Depois de tomar um banho e me preparar para a escola, eu largo minha mochila em um canto e ponho o avental, que geralmente fica guardado numa gaveta do armário. Como estou meio desmaiando de sono, não quero arriscar sujar minha camiseta branca e meus tênis novinhos a essa hora do dia, enquanto preparo o café da manhã.

A nossa cozinha era padrão. Pequena, mas bastante limpa e organizada com uma bancada de madeira separando-a da mesa.

É uma das partes da casa que mais gosto, além de meu quarto, então eu a mantenho impecável.

Por último, faço os ovos mexidos e os deposito sobre a mesa. Estavam um pouco feios, mas eu os ponho mesmo assim.

Provavelmente papai quem deveria fazer isso, mas após a morte de mamãe no acidente, ele nunca mais foi o mesmo.

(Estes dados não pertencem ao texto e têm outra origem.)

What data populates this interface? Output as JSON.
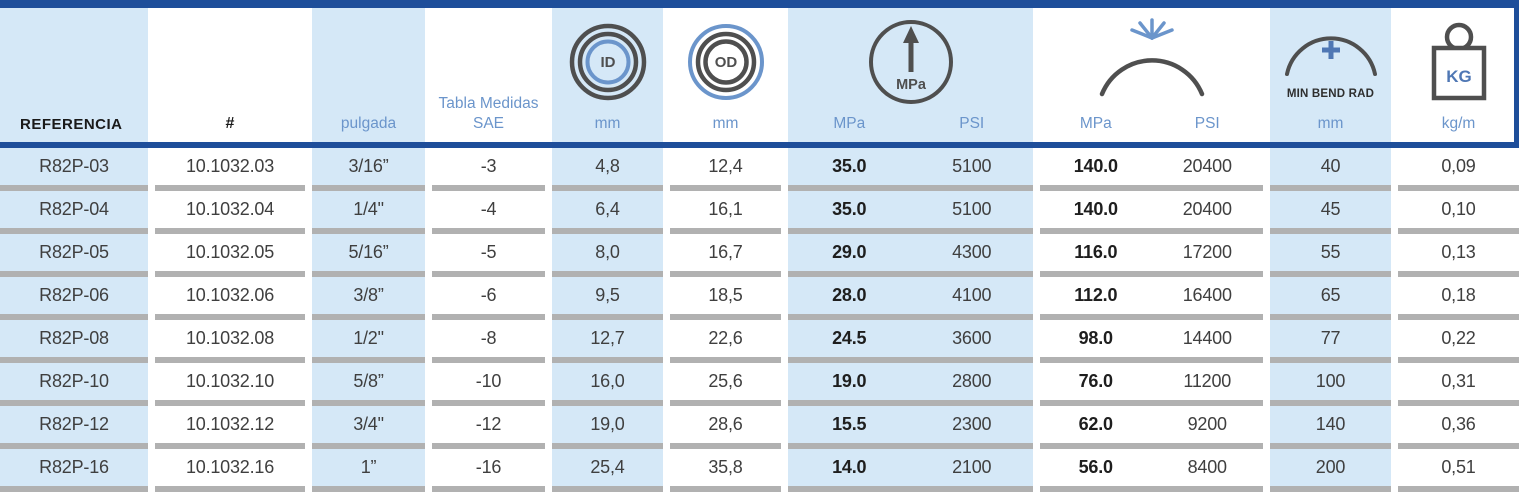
{
  "colors": {
    "navy_border": "#1e4e9a",
    "column_band_blue": "#d5e8f7",
    "header_blue_text": "#6b95cb",
    "icon_accent_blue": "#4f77b4",
    "data_text": "#3f3f3f",
    "row_separator_gray": "#b1b1b1"
  },
  "header": {
    "referencia": "REFERENCIA",
    "hash": "#",
    "pulgada": "pulgada",
    "sae": "Tabla Medidas SAE",
    "id_icon_label": "ID",
    "od_icon_label": "OD",
    "id_unit": "mm",
    "od_unit": "mm",
    "pressure_icon_label": "MPa",
    "wp_mpa_unit": "MPa",
    "wp_psi_unit": "PSI",
    "bp_mpa_unit": "MPa",
    "bp_psi_unit": "PSI",
    "mbr_caption": "MIN BEND RAD",
    "mbr_unit": "mm",
    "kg_icon_label": "KG",
    "kg_unit": "kg/m"
  },
  "table": {
    "rows": [
      {
        "ref": "R82P-03",
        "num": "10.1032.03",
        "pulgada": "3/16”",
        "sae": "-3",
        "id": "4,8",
        "od": "12,4",
        "wp_mpa": "35.0",
        "wp_psi": "5100",
        "bp_mpa": "140.0",
        "bp_psi": "20400",
        "mbr": "40",
        "kg": "0,09"
      },
      {
        "ref": "R82P-04",
        "num": "10.1032.04",
        "pulgada": "1/4\"",
        "sae": "-4",
        "id": "6,4",
        "od": "16,1",
        "wp_mpa": "35.0",
        "wp_psi": "5100",
        "bp_mpa": "140.0",
        "bp_psi": "20400",
        "mbr": "45",
        "kg": "0,10"
      },
      {
        "ref": "R82P-05",
        "num": "10.1032.05",
        "pulgada": "5/16”",
        "sae": "-5",
        "id": "8,0",
        "od": "16,7",
        "wp_mpa": "29.0",
        "wp_psi": "4300",
        "bp_mpa": "116.0",
        "bp_psi": "17200",
        "mbr": "55",
        "kg": "0,13"
      },
      {
        "ref": "R82P-06",
        "num": "10.1032.06",
        "pulgada": "3/8”",
        "sae": "-6",
        "id": "9,5",
        "od": "18,5",
        "wp_mpa": "28.0",
        "wp_psi": "4100",
        "bp_mpa": "112.0",
        "bp_psi": "16400",
        "mbr": "65",
        "kg": "0,18"
      },
      {
        "ref": "R82P-08",
        "num": "10.1032.08",
        "pulgada": "1/2\"",
        "sae": "-8",
        "id": "12,7",
        "od": "22,6",
        "wp_mpa": "24.5",
        "wp_psi": "3600",
        "bp_mpa": "98.0",
        "bp_psi": "14400",
        "mbr": "77",
        "kg": "0,22"
      },
      {
        "ref": "R82P-10",
        "num": "10.1032.10",
        "pulgada": "5/8”",
        "sae": "-10",
        "id": "16,0",
        "od": "25,6",
        "wp_mpa": "19.0",
        "wp_psi": "2800",
        "bp_mpa": "76.0",
        "bp_psi": "11200",
        "mbr": "100",
        "kg": "0,31"
      },
      {
        "ref": "R82P-12",
        "num": "10.1032.12",
        "pulgada": "3/4\"",
        "sae": "-12",
        "id": "19,0",
        "od": "28,6",
        "wp_mpa": "15.5",
        "wp_psi": "2300",
        "bp_mpa": "62.0",
        "bp_psi": "9200",
        "mbr": "140",
        "kg": "0,36"
      },
      {
        "ref": "R82P-16",
        "num": "10.1032.16",
        "pulgada": "1”",
        "sae": "-16",
        "id": "25,4",
        "od": "35,8",
        "wp_mpa": "14.0",
        "wp_psi": "2100",
        "bp_mpa": "56.0",
        "bp_psi": "8400",
        "mbr": "200",
        "kg": "0,51"
      }
    ]
  }
}
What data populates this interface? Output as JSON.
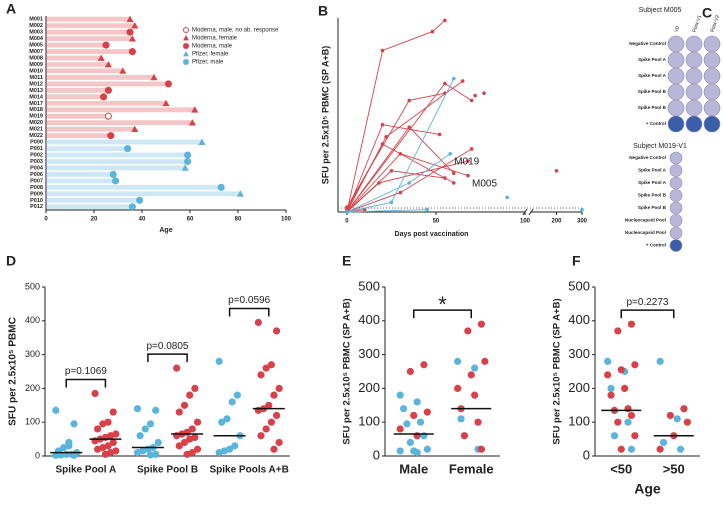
{
  "chart_data": [
    {
      "panel": "A",
      "type": "lollipop",
      "xlabel": "Age",
      "xlim": [
        0,
        100
      ],
      "xticks": [
        0,
        20,
        40,
        60,
        80,
        100
      ],
      "legend": "upper right",
      "categories": [
        "M001",
        "M002",
        "M003",
        "M004",
        "M005",
        "M007",
        "M008",
        "M009",
        "M010",
        "M011",
        "M012",
        "M013",
        "M014",
        "M017",
        "M018",
        "M019",
        "M020",
        "M021",
        "M022",
        "P000",
        "P001",
        "P002",
        "P003",
        "P004",
        "P006",
        "P007",
        "P008",
        "P009",
        "P010",
        "P012"
      ],
      "series": [
        {
          "name": "Moderna, male, no ab. response",
          "color": "#d9414a",
          "marker": "circle-open",
          "values": [
            null,
            null,
            null,
            null,
            null,
            null,
            null,
            null,
            null,
            null,
            null,
            null,
            null,
            null,
            null,
            26,
            null,
            null,
            null,
            null,
            null,
            null,
            null,
            null,
            null,
            null,
            null,
            null,
            null,
            null
          ]
        },
        {
          "name": "Moderna, female",
          "color": "#d9414a",
          "marker": "triangle",
          "values": [
            35,
            37,
            null,
            36,
            null,
            null,
            23,
            26,
            32,
            45,
            null,
            null,
            null,
            50,
            62,
            null,
            61,
            37,
            null,
            null,
            null,
            null,
            null,
            null,
            null,
            null,
            null,
            null,
            null,
            null
          ]
        },
        {
          "name": "Moderna, male",
          "color": "#d9414a",
          "marker": "circle",
          "values": [
            null,
            null,
            35,
            null,
            25,
            36,
            null,
            null,
            null,
            null,
            51,
            26,
            24,
            null,
            null,
            null,
            null,
            null,
            27,
            null,
            null,
            null,
            null,
            null,
            null,
            null,
            null,
            null,
            null,
            null
          ]
        },
        {
          "name": "Pfizer, female",
          "color": "#5ab4dc",
          "marker": "triangle",
          "values": [
            null,
            null,
            null,
            null,
            null,
            null,
            null,
            null,
            null,
            null,
            null,
            null,
            null,
            null,
            null,
            null,
            null,
            null,
            null,
            65,
            null,
            null,
            null,
            58,
            null,
            null,
            null,
            81,
            null,
            null
          ]
        },
        {
          "name": "Pfizer, male",
          "color": "#5ab4dc",
          "marker": "circle",
          "values": [
            null,
            null,
            null,
            null,
            null,
            null,
            null,
            null,
            null,
            null,
            null,
            null,
            null,
            null,
            null,
            null,
            null,
            null,
            null,
            null,
            34,
            59,
            59,
            null,
            28,
            29,
            73,
            null,
            39,
            36
          ]
        }
      ]
    },
    {
      "panel": "B",
      "type": "line",
      "xlabel": "Days post vaccination",
      "ylabel": "SFU per 2.5x10⁵ PBMC (SP A+B)",
      "xlim": [
        -5,
        300
      ],
      "xticks": [
        0,
        50,
        100,
        200,
        300
      ],
      "ylim": [
        0,
        400
      ],
      "series": [
        {
          "color": "#d9414a",
          "x": [
            0,
            20,
            48,
            55
          ],
          "y": [
            0,
            333,
            372,
            395
          ]
        },
        {
          "color": "#d9414a",
          "x": [
            0,
            35,
            55
          ],
          "y": [
            10,
            230,
            245
          ]
        },
        {
          "color": "#d9414a",
          "x": [
            0,
            20,
            52
          ],
          "y": [
            0,
            180,
            160
          ]
        },
        {
          "color": "#d9414a",
          "x": [
            0,
            20,
            60
          ],
          "y": [
            5,
            140,
            60
          ]
        },
        {
          "color": "#d9414a",
          "x": [
            0,
            22,
            65
          ],
          "y": [
            0,
            155,
            270
          ]
        },
        {
          "color": "#d9414a",
          "x": [
            0,
            25,
            55
          ],
          "y": [
            0,
            85,
            70
          ]
        },
        {
          "color": "#d9414a",
          "x": [
            0,
            35,
            60
          ],
          "y": [
            0,
            175,
            80
          ]
        },
        {
          "color": "#d9414a",
          "x": [
            0,
            30,
            70
          ],
          "y": [
            0,
            40,
            130
          ]
        },
        {
          "color": "#d9414a",
          "x": [
            0,
            18,
            68
          ],
          "y": [
            0,
            60,
            105
          ]
        },
        {
          "color": "#d9414a",
          "x": [
            0,
            55,
            70
          ],
          "y": [
            0,
            265,
            230
          ]
        },
        {
          "color": "#d9414a",
          "x": [
            0,
            10
          ],
          "y": [
            0,
            5
          ]
        },
        {
          "color": "#d9414a",
          "x": [
            0,
            30,
            68
          ],
          "y": [
            0,
            120,
            75
          ],
          "label": "M005"
        },
        {
          "color": "#5ab4dc",
          "x": [
            0,
            25,
            60
          ],
          "y": [
            0,
            20,
            275
          ]
        },
        {
          "color": "#5ab4dc",
          "x": [
            0,
            35,
            58
          ],
          "y": [
            0,
            60,
            120
          ],
          "label": "M019"
        },
        {
          "color": "#5ab4dc",
          "x": [
            0,
            45
          ],
          "y": [
            0,
            5
          ]
        },
        {
          "color": "#d9414a",
          "x": [
            200
          ],
          "y": [
            85
          ]
        },
        {
          "color": "#d9414a",
          "x": [
            72
          ],
          "y": [
            240
          ]
        },
        {
          "color": "#d9414a",
          "x": [
            77
          ],
          "y": [
            245
          ]
        },
        {
          "color": "#5ab4dc",
          "x": [
            90
          ],
          "y": [
            30
          ]
        },
        {
          "color": "#5ab4dc",
          "x": [
            300
          ],
          "y": [
            5
          ]
        }
      ]
    },
    {
      "panel": "D",
      "type": "dot",
      "ylabel": "SFU per 2.5x10⁵ PBMC",
      "ylim": [
        0,
        500
      ],
      "yticks": [
        0,
        100,
        200,
        300,
        400,
        500
      ],
      "dodge": true,
      "categories": [
        "Spike Pool A",
        "Spike Pool B",
        "Spike Pools A+B"
      ],
      "p_values": [
        "p=0.1069",
        "p=0.0805",
        "p=0.0596"
      ],
      "series": [
        {
          "color": "#5ab4dc",
          "medians": [
            10,
            25,
            60
          ],
          "values": [
            [
              135,
              95,
              40,
              25,
              15,
              10,
              5,
              5,
              3,
              2,
              2,
              30
            ],
            [
              140,
              135,
              95,
              80,
              60,
              40,
              25,
              20,
              15,
              10,
              5,
              3
            ],
            [
              280,
              180,
              160,
              110,
              100,
              60,
              30,
              20,
              15,
              10
            ]
          ]
        },
        {
          "color": "#d9414a",
          "medians": [
            50,
            65,
            140
          ],
          "values": [
            [
              185,
              130,
              100,
              95,
              80,
              65,
              60,
              55,
              50,
              45,
              40,
              30,
              25,
              20,
              15,
              10,
              5
            ],
            [
              260,
              200,
              180,
              150,
              130,
              100,
              80,
              70,
              65,
              60,
              55,
              50,
              40,
              30,
              20,
              10,
              5
            ],
            [
              395,
              370,
              270,
              260,
              240,
              200,
              180,
              150,
              140,
              135,
              120,
              100,
              80,
              60,
              40,
              20
            ]
          ]
        }
      ]
    },
    {
      "panel": "E",
      "type": "dot",
      "ylabel": "SFU per 2.5x10⁵ PBMC (SP A+B)",
      "ylim": [
        0,
        500
      ],
      "yticks": [
        0,
        100,
        200,
        300,
        400,
        500
      ],
      "dodge": false,
      "categories": [
        "Male",
        "Female"
      ],
      "medians": [
        65,
        140
      ],
      "p_value": "*",
      "series": [
        {
          "color": "#5ab4dc",
          "values": [
            [
              180,
              160,
              140,
              100,
              95,
              60,
              40,
              20,
              15,
              15,
              10
            ],
            [
              280,
              260,
              110,
              20
            ]
          ]
        },
        {
          "color": "#d9414a",
          "values": [
            [
              270,
              250,
              130,
              120,
              80,
              60
            ],
            [
              390,
              370,
              280,
              240,
              200,
              180,
              140,
              100,
              60,
              20
            ]
          ]
        }
      ]
    },
    {
      "panel": "F",
      "type": "dot",
      "ylabel": "SFU per 2.5x10⁵ PBMC (SP A+B)",
      "xlabel": "Age",
      "ylim": [
        0,
        500
      ],
      "yticks": [
        0,
        100,
        200,
        300,
        400,
        500
      ],
      "dodge": false,
      "categories": [
        "<50",
        ">50"
      ],
      "medians": [
        135,
        60
      ],
      "p_value": "p=0.2273",
      "series": [
        {
          "color": "#5ab4dc",
          "values": [
            [
              280,
              250,
              200,
              100,
              60,
              20
            ],
            [
              280,
              110,
              40,
              20
            ]
          ]
        },
        {
          "color": "#d9414a",
          "values": [
            [
              390,
              370,
              270,
              255,
              240,
              200,
              180,
              140,
              135,
              120,
              100,
              60,
              20
            ],
            [
              140,
              120,
              100,
              60,
              20
            ]
          ]
        }
      ]
    }
  ],
  "plate_panel": {
    "panel": "C",
    "plates": [
      {
        "title": "Subject M005",
        "columns": [
          "V0",
          "Post-V1",
          "Post-V2"
        ],
        "rows": [
          "Negative Control",
          "Spike Pool A",
          "Spike Pool A",
          "Spike Pool B",
          "Spike Pool B",
          "+ Control"
        ]
      },
      {
        "title": "Subject M019-V1",
        "rows": [
          "Negative Control",
          "Spike Pool A",
          "Spike Pool A",
          "Spike Pool B",
          "Spike Pool B",
          "Nucleocapsid Pool",
          "Nucleocapsid Pool",
          "+ Control"
        ]
      }
    ]
  }
}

Desde então, eu quem o faço e durante à tarde e a noite uma senhora, Esme Green, cuidava das refeições e de algumas outras coisas.

Sinto muita falta de quando eu acordava todas as manhãs com um pai alegre, fazendo suas famosas panquecas. Tomávamos o café juntos, enquanto ele contava animadamente sobre sua mais recente obra.

Antes, papai escrevia romances de tirar o folego. Foi assim que ele e mamãe se aproximaram, quando mais jovens.

Um produzia e o outro sorvia apaixonadamente as palavras.

Logo, quando ela se foi, eu tive que empacotar todo o seu material e livros. Papai sequer conseguia olhar para eles. Desde então, mesmo não sendo uma leitora como mamãe, eu mantenho os livros na estante e no armário de meu quarto. Tê-los por perto, de alguma forma me ajudava a lembrar de que nem sempre fui essa aberração que sou, e a ter esperanças de que um dia ele voltaria a escrever.

— Bom dia, docinho. — ouço sua voz e me viro num sobressalto.

Não era sempre que papai descia para tomar café da manhã.

— Bom dia... — eu tento não me atrapalhar com as palavras — Fiz panquecas.

Ele não responde, apenas da um fraco sorriso antes de se sentar à mesa.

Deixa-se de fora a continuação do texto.